En las tres elecciones parlamentarias celebradas en el último año, Netanyahu y Gantz han obtenido resultados similares pero el segundo ha sido incapaz de articular una mayoría en un parlamento muy fragmentado. In extremis, amagando con unas cuartas elecciones, Netanyahu consiguió formar un Gobierno con Gantz repartiéndose el cargo de primer ministro dos años cada uno.

Este es un Ejecutivo dominado por Netanyahu y ya ha entrado en crisis por la elaboración de los presupuestos. Si el 25 de agosto no se aprobaban se convocarían nuevas elecciones. Ese mismo día se aprobó una prórroga de cien días, un parche legal que simplemente aplaza la crisis. A Netanyahu, unas nuevas elecciones le eximirían de ceder el cargo a Gantz y le permitirían seguir afrontando sus juicios con el blindaje legal que le da el poder.

Acuerdo con Emiratos

En este contexto se ha producido el acuerdo negociado por Trump por el que Emiratos Árabes Unidos reconoce formalmente la existencia de Israel. Aunque calificado de “histórico” —al ser el ­tercer país árabe que da este paso tras Egipto y Jordania—, en realidad este acuerdo solo hace pública la estrecha relación de décadas entre Emiratos e Israel en ámbitos como la seguridad, la inteligencia, etc. Este pacto tiene mucho de tabla de salvación para sus protagonistas, que se enfrentan cada uno a importantes problemas de orden interno.

Además de enfrentarse al movimiento en la calle y a las dificultades de su Gobierno, Netanyahu había prometido la anexión de partes de Cisjordania el 1 de julio para garantizarse el apoyo de la extrema derecha en las últimas elecciones. Pero no contaba con el apoyo de nadie, ni siquiera de Trump, que ahora está tratando de compensarle. A su vez, el presidente estadounidense busca algo que ofrecer en las elecciones de noviembre, después del fracaso de su política exterior y de la desastrosa gestión del coronavirus en EEUU. Por su parte, Bin Zayed — príncipe heredero y gobernante de facto de Emiratos, el verdadero hombre fuerte del Golfo—, no está consiguiendo una victoria en ningún escenario en los que está implicado (Siria, Yemen, Libia o el fiasco que está significando su protegido Bin Salmán en Arabia Saudí).

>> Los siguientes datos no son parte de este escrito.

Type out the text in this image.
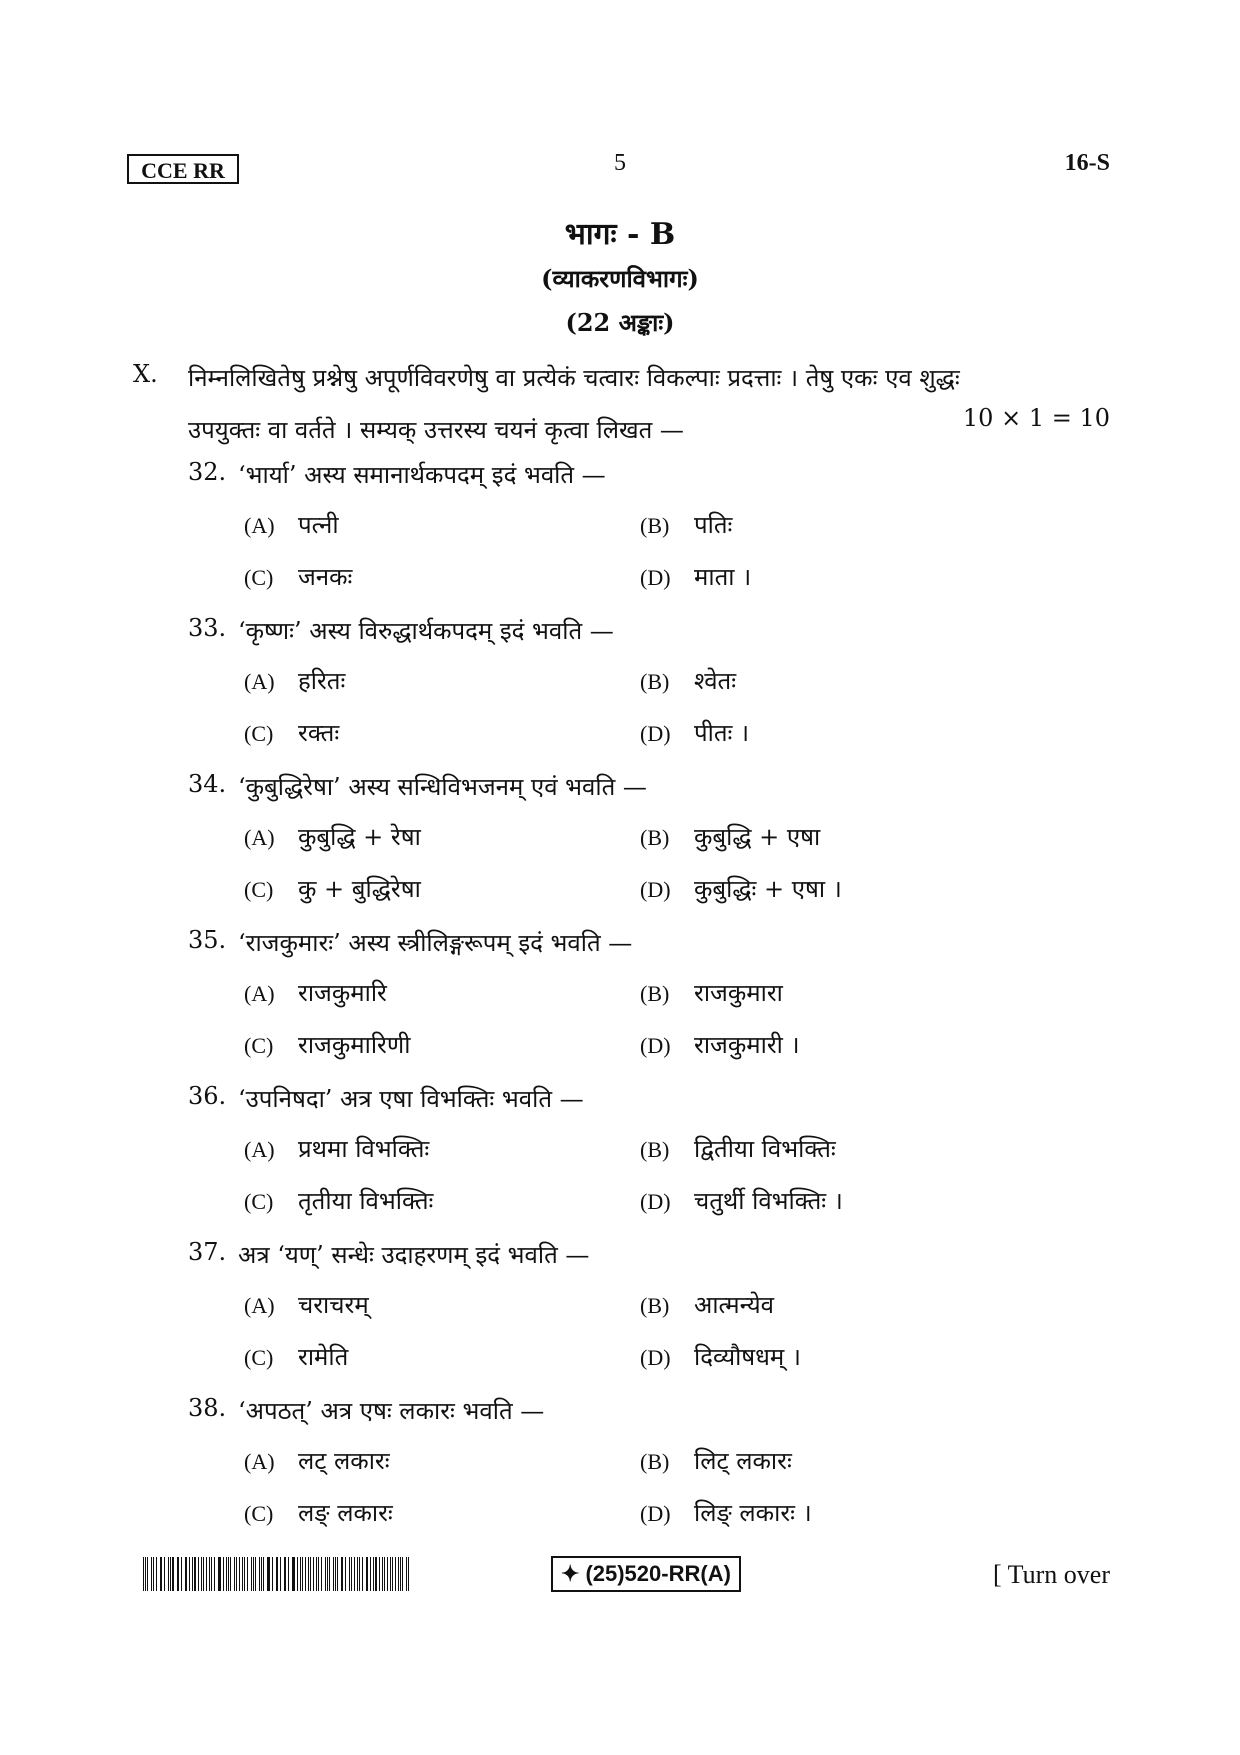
CCE RR	5	16-S
भागः - B
(व्याकरणविभागः)
(22 अङ्काः)
X. निम्नलिखितेषु प्रश्नेषु अपूर्णविवरणेषु वा प्रत्येकं चत्वारः विकल्पाः प्रदत्ताः । तेषु एकः एव शुद्धः
उपयुक्तः वा वर्तते । सम्यक् उत्तरस्य चयनं कृत्वा लिखत —	10 × 1 = 10
32. ‘भार्या’ अस्य समानार्थकपदम् इदं भवति —
(A) पत्नी	(B) पतिः
(C) जनकः	(D) माता ।
33. ‘कृष्णः’ अस्य विरुद्धार्थकपदम् इदं भवति —
(A) हरितः	(B) श्वेतः
(C) रक्तः	(D) पीतः ।
34. ‘कुबुद्धिरेषा’ अस्य सन्धिविभजनम् एवं भवति —
(A) कुबुद्धि + रेषा	(B) कुबुद्धि + एषा
(C) कु + बुद्धिरेषा	(D) कुबुद्धिः + एषा ।
35. ‘राजकुमारः’ अस्य स्त्रीलिङ्गरूपम् इदं भवति —
(A) राजकुमारि	(B) राजकुमारा
(C) राजकुमारिणी	(D) राजकुमारी ।
36. ‘उपनिषदा’ अत्र एषा विभक्तिः भवति —
(A) प्रथमा विभक्तिः	(B) द्वितीया विभक्तिः
(C) तृतीया विभक्तिः	(D) चतुर्थी विभक्तिः ।
37. अत्र ‘यण्’ सन्धेः उदाहरणम् इदं भवति —
(A) चराचरम्	(B) आत्मन्येव
(C) रामेति	(D) दिव्यौषधम् ।
38. ‘अपठत्’ अत्र एषः लकारः भवति —
(A) लट् लकारः	(B) लिट् लकारः
(C) लङ् लकारः	(D) लिङ् लकारः ।
✦ (25)520-RR(A)	[ Turn over
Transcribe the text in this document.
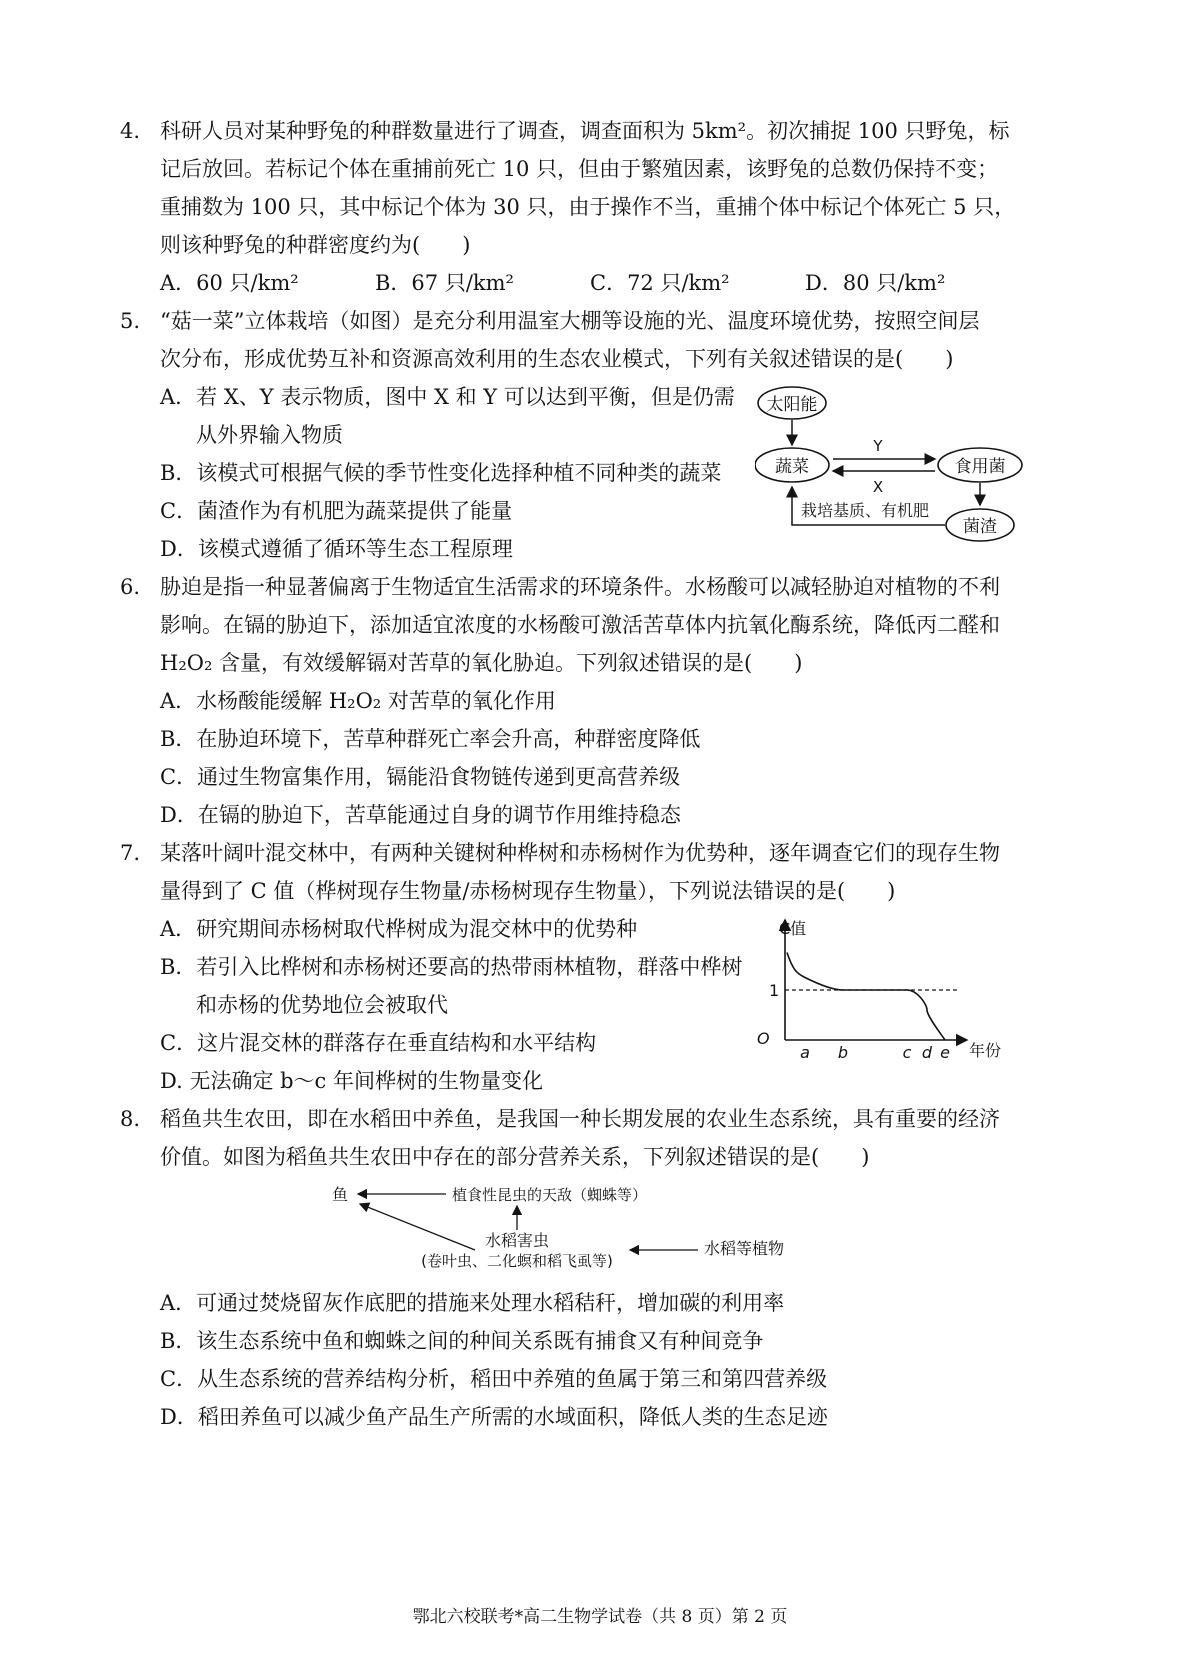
4. 科研人员对某种野兔的种群数量进行了调查，调查面积为 5km²。初次捕捉 100 只野兔，标
记后放回。若标记个体在重捕前死亡 10 只，但由于繁殖因素，该野兔的总数仍保持不变；
重捕数为 100 只，其中标记个体为 30 只，由于操作不当，重捕个体中标记个体死亡 5 只，
则该种野兔的种群密度约为(　　)
A．60 只/km²	B．67 只/km²	C．72 只/km²	D．80 只/km²
5. “菇一菜”立体栽培（如图）是充分利用温室大棚等设施的光、温度环境优势，按照空间层
次分布，形成优势互补和资源高效利用的生态农业模式，下列有关叙述错误的是(　　)
A．若 X、Y 表示物质，图中 X 和 Y 可以达到平衡，但是仍需
从外界输入物质
B．该模式可根据气候的季节性变化选择种植不同种类的蔬菜
C．菌渣作为有机肥为蔬菜提供了能量
D．该模式遵循了循环等生态工程原理
太阳能
蔬菜	食用菌
Y
X
菌渣
栽培基质、有机肥
6. 胁迫是指一种显著偏离于生物适宜生活需求的环境条件。水杨酸可以减轻胁迫对植物的不利
影响。在镉的胁迫下，添加适宜浓度的水杨酸可激活苦草体内抗氧化酶系统，降低丙二醛和
H₂O₂ 含量，有效缓解镉对苦草的氧化胁迫。下列叙述错误的是(　　)
A．水杨酸能缓解 H₂O₂ 对苦草的氧化作用
B．在胁迫环境下，苦草种群死亡率会升高，种群密度降低
C．通过生物富集作用，镉能沿食物链传递到更高营养级
D．在镉的胁迫下，苦草能通过自身的调节作用维持稳态
7. 某落叶阔叶混交林中，有两种关键树种桦树和赤杨树作为优势种，逐年调查它们的现存生物
量得到了 C 值（桦树现存生物量/赤杨树现存生物量），下列说法错误的是(　　)
A．研究期间赤杨树取代桦树成为混交林中的优势种
B．若引入比桦树和赤杨树还要高的热带雨林植物，群落中桦树
和赤杨的优势地位会被取代
C．这片混交林的群落存在垂直结构和水平结构
D. 无法确定 b～c 年间桦树的生物量变化
C值
年份
O
1
a b	c d e
8. 稻鱼共生农田，即在水稻田中养鱼，是我国一种长期发展的农业生态系统，具有重要的经济
价值。如图为稻鱼共生农田中存在的部分营养关系，下列叙述错误的是(　　)
鱼	植食性昆虫的天敌（蜘蛛等）
水稻害虫
(卷叶虫、二化螟和稻飞虱等)
水稻等植物
A．可通过焚烧留灰作底肥的措施来处理水稻秸秆，增加碳的利用率
B．该生态系统中鱼和蜘蛛之间的种间关系既有捕食又有种间竞争
C．从生态系统的营养结构分析，稻田中养殖的鱼属于第三和第四营养级
D．稻田养鱼可以减少鱼产品生产所需的水域面积，降低人类的生态足迹
鄂北六校联考*高二生物学试卷（共 8 页）第 2 页
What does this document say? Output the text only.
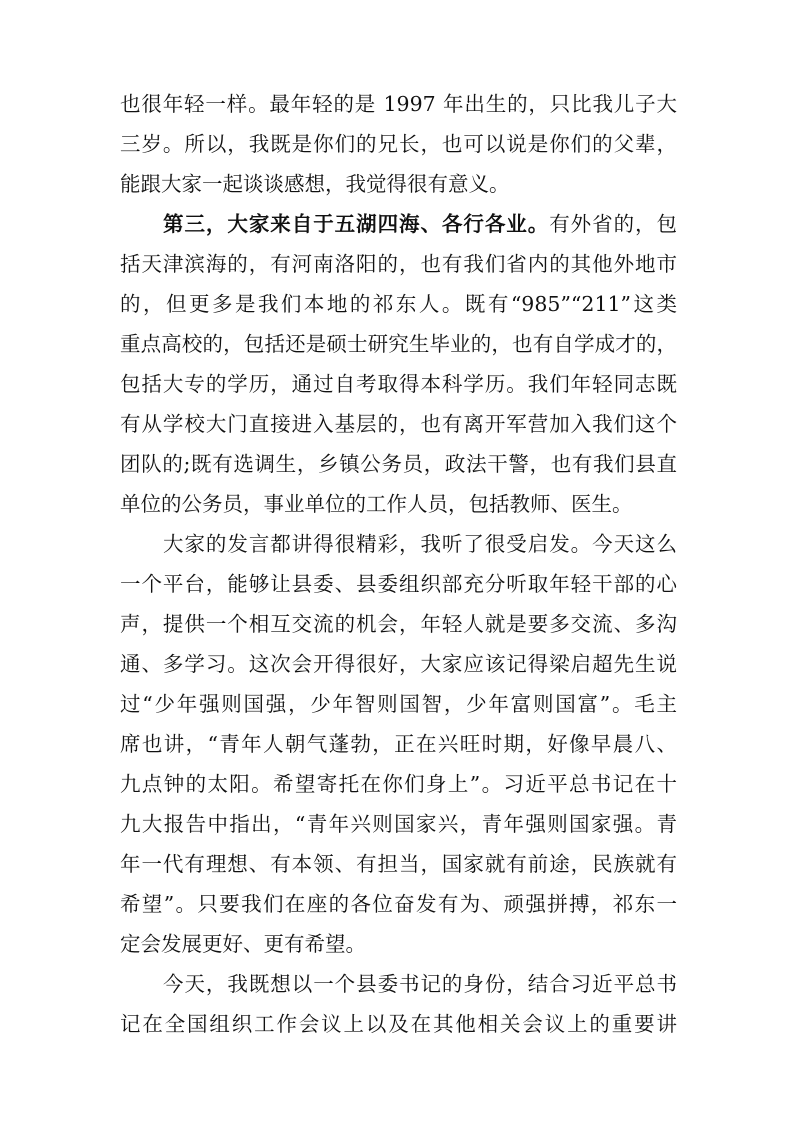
也很年轻一样。最年轻的是 1997 年出生的，只比我儿子大
三岁。所以，我既是你们的兄长，也可以说是你们的父辈，
能跟大家一起谈谈感想，我觉得很有意义。
第三，大家来自于五湖四海、各行各业。有外省的，包
括天津滨海的，有河南洛阳的，也有我们省内的其他外地市
的，但更多是我们本地的祁东人。既有“985”“211”这类
重点高校的，包括还是硕士研究生毕业的，也有自学成才的，
包括大专的学历，通过自考取得本科学历。我们年轻同志既
有从学校大门直接进入基层的，也有离开军营加入我们这个
团队的;既有选调生，乡镇公务员，政法干警，也有我们县直
单位的公务员，事业单位的工作人员，包括教师、医生。
大家的发言都讲得很精彩，我听了很受启发。今天这么
一个平台，能够让县委、县委组织部充分听取年轻干部的心
声，提供一个相互交流的机会，年轻人就是要多交流、多沟
通、多学习。这次会开得很好，大家应该记得梁启超先生说
过“少年强则国强，少年智则国智，少年富则国富”。毛主
席也讲，“青年人朝气蓬勃，正在兴旺时期，好像早晨八、
九点钟的太阳。希望寄托在你们身上”。习近平总书记在十
九大报告中指出，“青年兴则国家兴，青年强则国家强。青
年一代有理想、有本领、有担当，国家就有前途，民族就有
希望”。只要我们在座的各位奋发有为、顽强拼搏，祁东一
定会发展更好、更有希望。
今天，我既想以一个县委书记的身份，结合习近平总书
记在全国组织工作会议上以及在其他相关会议上的重要讲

Una alternativa revolucionaria

Las manifestaciones exigiendo la salida de Netanyahu, están unificando todos los problemas sociales del país. Incluso sin una dirección consistente, la propia experiencia del movimiento rompe las maniobras, la demagogia y los prejuicios que han estado utilizando Netanyahu y la burguesía sionista durante años para desdibujar la lucha de clases en Israel. La conclusión de que el problema es todo el sistema se abre paso.

La primera tarea para elevar el movimiento a un nivel superior es unificar y extender los distintos movimientos que ya están en marcha: la clase obrera que está empezando a movilizarse con huelgas en la sanidad o la enseñanza; el movimiento que ha estallado contra la “manada de Eilat”, en un escandaloso caso de violación múltiple de una menor; los árabes israelíes que se manifestaron el 6 de junio contra la ocupación de Palestina, bajo la consigna “palestinian lives matter”, etc.

En este contexto, es indudable que un partido revolucionario, que defendiese abiertamente un programa marxista revolucionario e internacionalista conectaría con las aspiraciones de las masas, en primer lugar con la juventud. Como siempre en la historia, es en la lucha colectiva donde los problemas aparentemente irresolubles se pueden abordar desde otra perspectiva, la de la unidad de los oprimidos frente a los opresores.